Marginalizing the Activists

By Bill Mefford

Never afraid to seek ever lower depths to human depravity, this past week donald trump once again attacked climate change activist Greta Thunberg for being selected as Time’s Person of the Year. Pathetic, small, and petty do not even begin to describe the person in the Oval Office. But even worse was the response of Melania Trump, who had attacked a law professor a week previously for merely mentioning her son’s name, merely defended her marriage (all married couples communicate differently) and her son once again while insinuating that Greta deserves to be attacked by the office of the president because she has chosen to speak out against climate change.

Yes, her response was pathetic and her “Be Best” campaign against internet bullying is a complete farce, but it also shows all of us that our society values those who are moderate and compliant far above the value it places on the activist, the organizer, the prophet. Society likes those who just get along while those who question and provoke “deserve” to be attacked.

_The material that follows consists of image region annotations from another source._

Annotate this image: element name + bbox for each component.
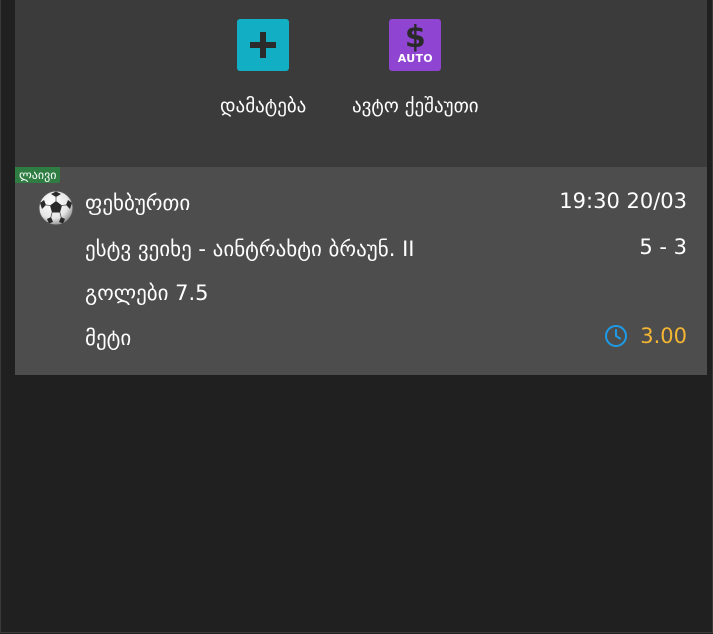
add-button[interactable]: დამატება: [220, 19, 306, 117]
soccer-ball-icon: [38, 190, 74, 226]
add-button-label: დამატება: [220, 95, 307, 117]
live-badge: ლაივი: [15, 167, 61, 183]
market-name: გოლები 7.5: [85, 281, 209, 305]
clock-icon: [605, 325, 628, 347]
dollar-symbol: $: [404, 20, 426, 55]
auto-cashout-icon: $ AUTO: [389, 19, 442, 71]
bet-card[interactable]: ლაივი ფეხბურთი 19:30 20/03 ესტვ ვეიხე - …: [15, 167, 707, 375]
match-score: 5 - 3: [639, 235, 687, 259]
match-name: ესტვ ვეიხე - აინტრახტი ბრაუნ. II: [85, 237, 415, 261]
auto-cashout-label: ავტო ქეშაუთი: [352, 95, 479, 117]
plus-icon: [237, 19, 290, 71]
league-name: ფეხბურთი: [85, 191, 191, 215]
odds-group: 3.00: [604, 324, 687, 348]
auto-cashout-button[interactable]: $ AUTO ავტო ქეშაუთი: [352, 19, 479, 117]
selection-name: მეტი: [85, 326, 132, 350]
auto-text: AUTO: [397, 52, 433, 65]
odds-value: 3.00: [640, 324, 687, 348]
actions-bar: დამატება $ AUTO ავტო ქეშაუთი: [15, 0, 707, 167]
match-datetime: 19:30 20/03: [559, 189, 687, 213]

This is nothing new of course. Throughout human history societies have castigated and ostracized those who call their communities to live up to what they claim to be. Just as Jesus cries over Jerusalem for killing her prophets, so too does Jesus cry over how societies have ostracized activists and marginalized the organizers for justice.

Let’s look at a few brief examples of this:

  • Radical suffragist, Alice Paul was most definitely not a favorite of President Wilson as she regularly orchestrated provocative demonstrations aimed at the White House. But she also became unwelcome even among her fellow suffragists, being forced out of the dominant suffragist group, the National American Woman Suffrage Association, because she chose to continue to pressure President Wilson to support women’s suffrage even during America’s entrance into World War I. When the time for the celebration came once women were given the right to vote, she was not invited.

  • While the memory of Rev. Dr. Martin Luther King has largely been reduced to his famous “I Have a Dream,” what is often forgotten is King’s increasing critique of capitalism and emphasis on poverty towards the end of his life, which included an unforgiving condemnation of the Vietnam War. His condemnation of the war and his passion to talk about poverty and income disparity cost him access to not only President Johnson, but even to formerly supportive “liberal” clergy.

  • Lastly, we see marginalization of progressive and especially liberatonist Christians by supposedly progressive foundations which give money to causes like climate change and immigration. Instead of funding liberationist activism and organizing work, these supposedly progressive foundations have continually and mistakenly granted money to organizations that focus on mobilizing small and ineffective evangelical Christians. I have seen this up close in areas like immigration and mass incarceration.

Alice Paul, Martin Luther King, liberationist activists of today, Greta Thunberg, and so many others  all share both their passion to forsake societal acceptance and achieve real and needed social change. Their approval comes not from the rest of society and sometimes does not even come from their peers in social justice. Their delight in achieving concrete social change.

Justice is not always popular. In fact, when it is, it usually ceases to be justice that is being sought. But we should be grateful for those who make us uncomfortable, who question the status quo in our society and in our houses of worship, and we should defend their right to speak.